9. A liveness detection device, characterized in that, The device includes: The data acquisition module is used to acquire historical behavior data of objects in the application. A time determination module is used to statistically analyze the time interval of the behavior distribution corresponding to the historical behavior data, and determine the time interval of the behavior distribution as the delivery time of the push message; the time determination module is specifically used to: determine a first quantity of delivery time, compare the first quantity with a preset target quantity, the target quantity being the number of push messages delivered within a first preset time period; process the delivery time according to the comparison result to obtain the target delivery time; including: when the comparison result is that the first quantity is less than the preset target quantity, obtaining the object information of the object; for each target object information in the pre-stored target object information set, determining the target object information The similarity between the target information and the target object information is determined; if the similarity is greater than or equal to a preset similarity threshold, the target object's historical behavior data on the application corresponding to the target object information is obtained; a corresponding set of time intervals is determined based on the target historical behavior data; a second number of time intervals in the set of time intervals is determined; the first number and the second number are summed to obtain a total number; the total number is compared with the target number; if the total number is equal to the target number, the delivery time is increased based on the set of time intervals to obtain an increased delivery time; the increased delivery time is determined as the target delivery time.

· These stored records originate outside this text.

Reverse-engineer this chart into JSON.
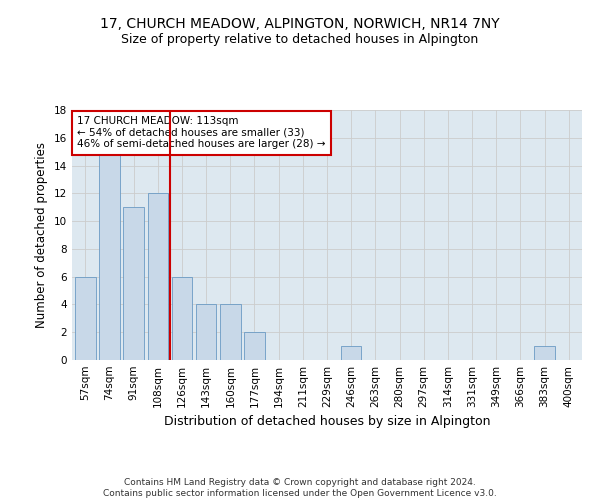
{
  "title": "17, CHURCH MEADOW, ALPINGTON, NORWICH, NR14 7NY",
  "subtitle": "Size of property relative to detached houses in Alpington",
  "xlabel": "Distribution of detached houses by size in Alpington",
  "ylabel": "Number of detached properties",
  "categories": [
    "57sqm",
    "74sqm",
    "91sqm",
    "108sqm",
    "126sqm",
    "143sqm",
    "160sqm",
    "177sqm",
    "194sqm",
    "211sqm",
    "229sqm",
    "246sqm",
    "263sqm",
    "280sqm",
    "297sqm",
    "314sqm",
    "331sqm",
    "349sqm",
    "366sqm",
    "383sqm",
    "400sqm"
  ],
  "values": [
    6,
    15,
    11,
    12,
    6,
    4,
    4,
    2,
    0,
    0,
    0,
    1,
    0,
    0,
    0,
    0,
    0,
    0,
    0,
    1,
    0
  ],
  "bar_color": "#c8d8e8",
  "bar_edge_color": "#6a9ac4",
  "vline_x": 3.5,
  "vline_color": "#cc0000",
  "annotation_text": "17 CHURCH MEADOW: 113sqm\n← 54% of detached houses are smaller (33)\n46% of semi-detached houses are larger (28) →",
  "annotation_box_color": "#ffffff",
  "annotation_box_edge": "#cc0000",
  "ylim": [
    0,
    18
  ],
  "yticks": [
    0,
    2,
    4,
    6,
    8,
    10,
    12,
    14,
    16,
    18
  ],
  "grid_color": "#cccccc",
  "bg_color": "#dde8f0",
  "footnote": "Contains HM Land Registry data © Crown copyright and database right 2024.\nContains public sector information licensed under the Open Government Licence v3.0.",
  "title_fontsize": 10,
  "subtitle_fontsize": 9,
  "ylabel_fontsize": 8.5,
  "xlabel_fontsize": 9,
  "tick_fontsize": 7.5,
  "annot_fontsize": 7.5,
  "footnote_fontsize": 6.5
}
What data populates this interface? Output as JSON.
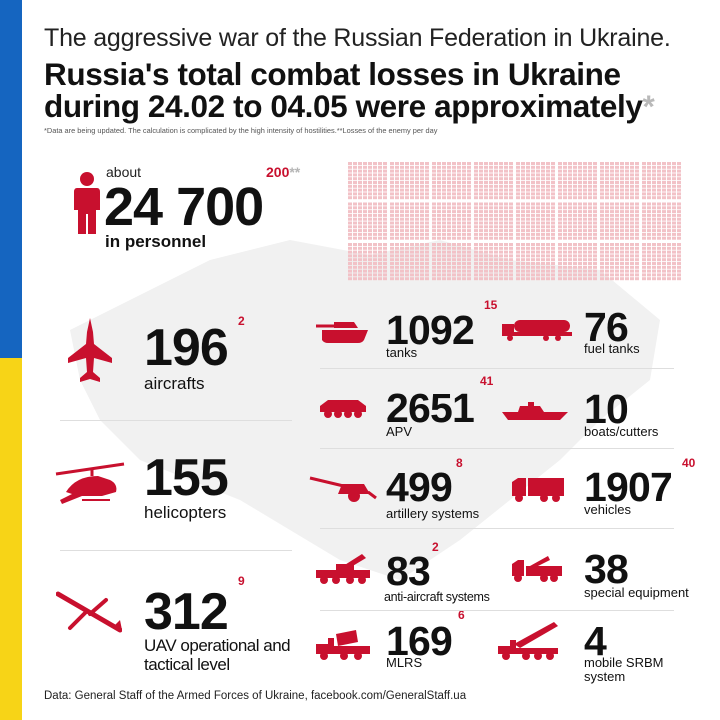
{
  "header": {
    "line1": "The aggressive war of the Russian Federation in Ukraine.",
    "line2a": "Russia's total combat losses in Ukraine",
    "line2b": "during 24.02 to 04.05 were approximately",
    "star": "*",
    "note": "*Data are being updated. The calculation is complicated by the high intensity of hostilities.**Losses of the enemy per day"
  },
  "personnel": {
    "about": "about",
    "value": "24 700",
    "daily": "200",
    "daily_star": "**",
    "label": "in personnel"
  },
  "items": {
    "aircrafts": {
      "value": "196",
      "daily": "2",
      "label": "aircrafts"
    },
    "helicopters": {
      "value": "155",
      "daily": "",
      "label": "helicopters"
    },
    "uav": {
      "value": "312",
      "daily": "9",
      "label": "UAV operational and tactical level"
    },
    "tanks": {
      "value": "1092",
      "daily": "15",
      "label": "tanks"
    },
    "apv": {
      "value": "2651",
      "daily": "41",
      "label": "APV"
    },
    "artillery": {
      "value": "499",
      "daily": "8",
      "label": "artillery systems"
    },
    "antiair": {
      "value": "83",
      "daily": "2",
      "label": "anti-aircraft systems"
    },
    "mlrs": {
      "value": "169",
      "daily": "6",
      "label": "MLRS"
    },
    "fuel": {
      "value": "76",
      "daily": "",
      "label": "fuel tanks"
    },
    "boats": {
      "value": "10",
      "daily": "",
      "label": "boats/cutters"
    },
    "vehicles": {
      "value": "1907",
      "daily": "40",
      "label": "vehicles"
    },
    "special": {
      "value": "38",
      "daily": "",
      "label": "special equipment"
    },
    "srbm": {
      "value": "4",
      "daily": "",
      "label": "mobile SRBM system"
    }
  },
  "source": "Data: General Staff of the Armed Forces of Ukraine, facebook.com/GeneralStaff.ua",
  "colors": {
    "accent": "#c8102e",
    "grid": "#f2c2c7",
    "flag_blue": "#1565c0",
    "flag_yellow": "#f7d417"
  }
}
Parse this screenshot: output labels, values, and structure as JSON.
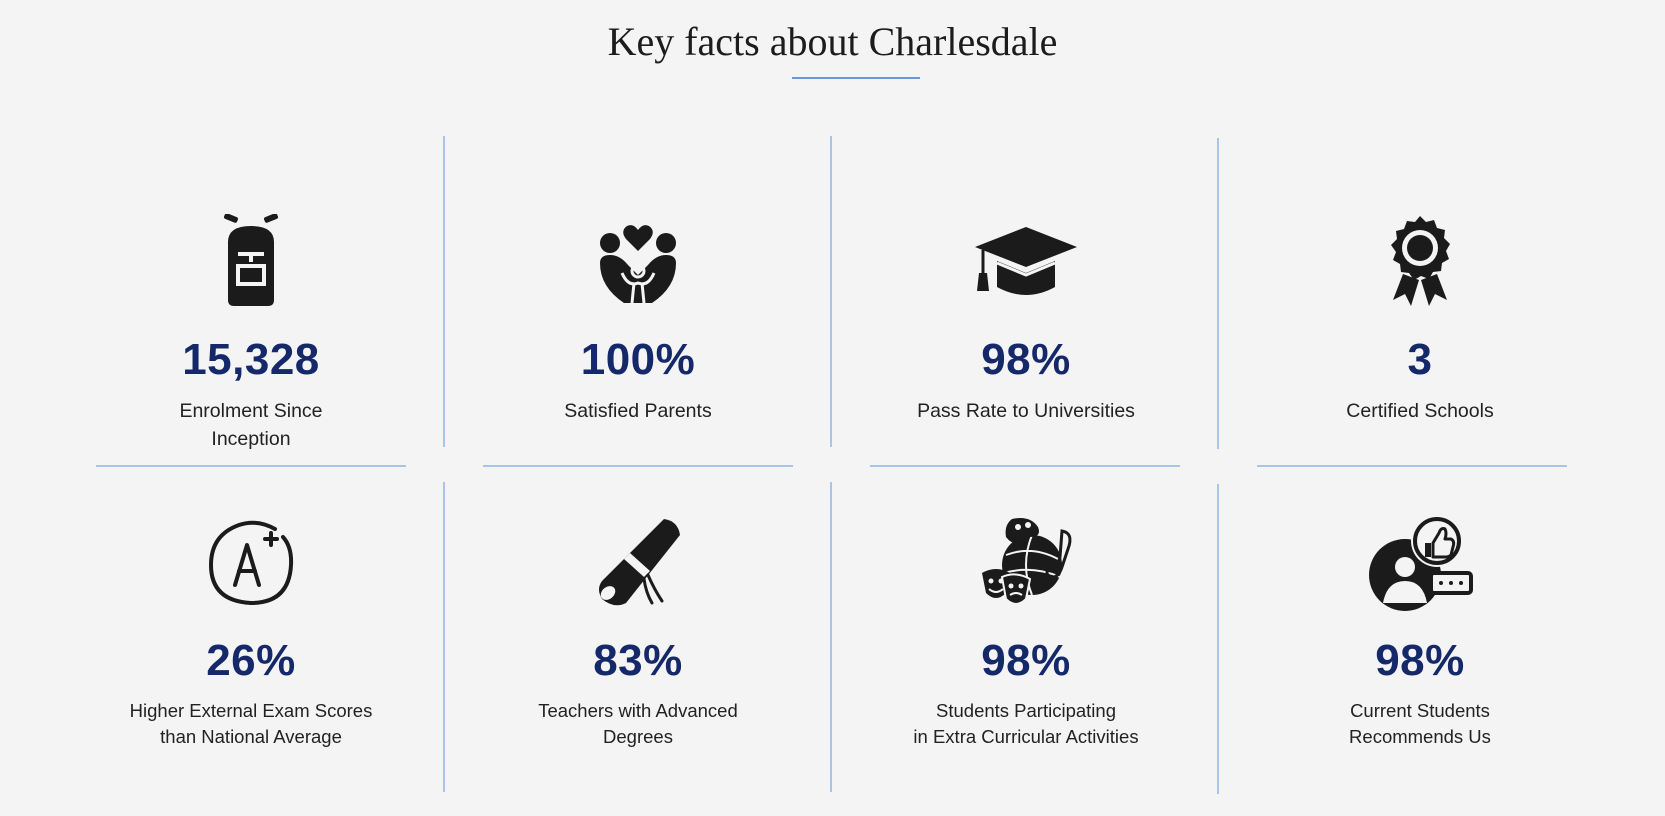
{
  "page": {
    "title": "Key facts about Charlesdale"
  },
  "facts": [
    {
      "value": "15,328",
      "label": "Enrolment Since\nInception",
      "icon": "backpack-icon"
    },
    {
      "value": "100%",
      "label": "Satisfied Parents",
      "icon": "family-love-icon"
    },
    {
      "value": "98%",
      "label": "Pass Rate to Universities",
      "icon": "graduation-cap-icon"
    },
    {
      "value": "3",
      "label": "Certified Schools",
      "icon": "award-ribbon-icon"
    },
    {
      "value": "26%",
      "label": "Higher External Exam Scores\nthan National Average",
      "icon": "a-plus-grade-icon"
    },
    {
      "value": "83%",
      "label": "Teachers with Advanced\nDegrees",
      "icon": "diploma-scroll-icon"
    },
    {
      "value": "98%",
      "label": "Students Participating\nin Extra Curricular Activities",
      "icon": "extracurricular-activities-icon"
    },
    {
      "value": "98%",
      "label": "Current Students\nRecommends Us",
      "icon": "thumbs-up-feedback-icon"
    }
  ],
  "colors": {
    "accent": "#6b97d8",
    "value": "#15296a",
    "background": "#f4f4f4",
    "icon": "#1b1b1b"
  }
}
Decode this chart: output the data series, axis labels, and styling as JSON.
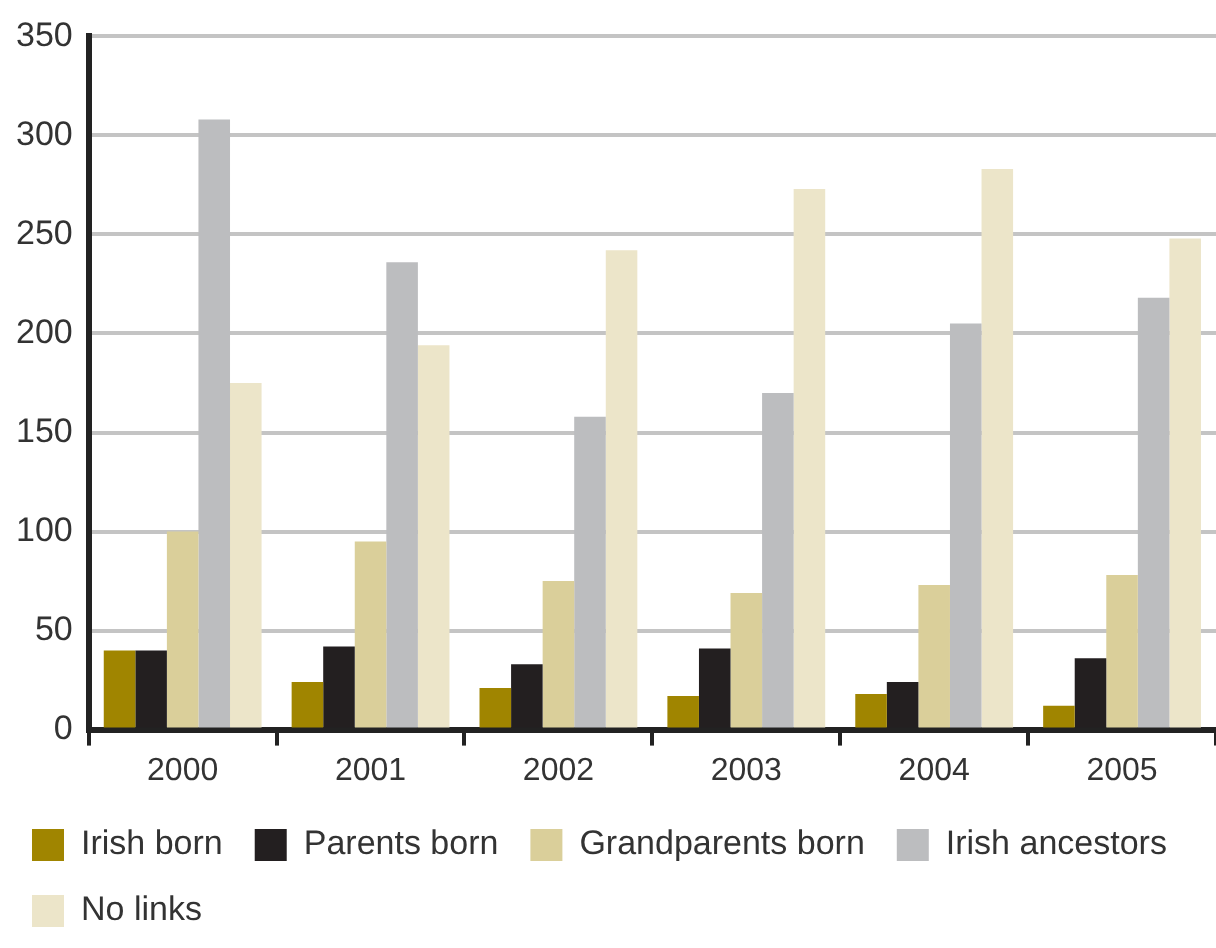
{
  "chart_data": {
    "type": "bar",
    "categories": [
      "2000",
      "2001",
      "2002",
      "2003",
      "2004",
      "2005"
    ],
    "series": [
      {
        "name": "Irish born",
        "color": "#a08500",
        "values": [
          40,
          24,
          21,
          17,
          18,
          12
        ]
      },
      {
        "name": "Parents born",
        "color": "#231f20",
        "values": [
          40,
          42,
          33,
          41,
          24,
          36
        ]
      },
      {
        "name": "Grandparents born",
        "color": "#dacf9a",
        "values": [
          100,
          95,
          75,
          69,
          73,
          78
        ]
      },
      {
        "name": "Irish ancestors",
        "color": "#bcbdbf",
        "values": [
          308,
          236,
          158,
          170,
          205,
          218
        ]
      },
      {
        "name": "No links",
        "color": "#ece5c9",
        "values": [
          175,
          194,
          242,
          273,
          283,
          248
        ]
      }
    ],
    "ylim": [
      0,
      350
    ],
    "yticks": [
      0,
      50,
      100,
      150,
      200,
      250,
      300,
      350
    ],
    "grid": "y",
    "legend": "bottom"
  }
}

The message delivery module is used to deliver the push message to the application within the delivery time, so that the object can perform an operation based on the push message displayed by the application; An activity determination module is used to determine the activity level of the object on the application based on operation information, wherein the operation information is generated by the object performing an operation on the push message.
10. An electronic device, characterized in that, include: A processor and a memory, the processor being configured to execute a liveness detection program stored in the memory to implement the liveness detection method according to any one of claims 1 to 8.
11. A storage medium, characterized in that, The storage medium stores one or more programs, which can be executed by one or more processors to implement the liveness detection method according to any one of claims 1 to 8.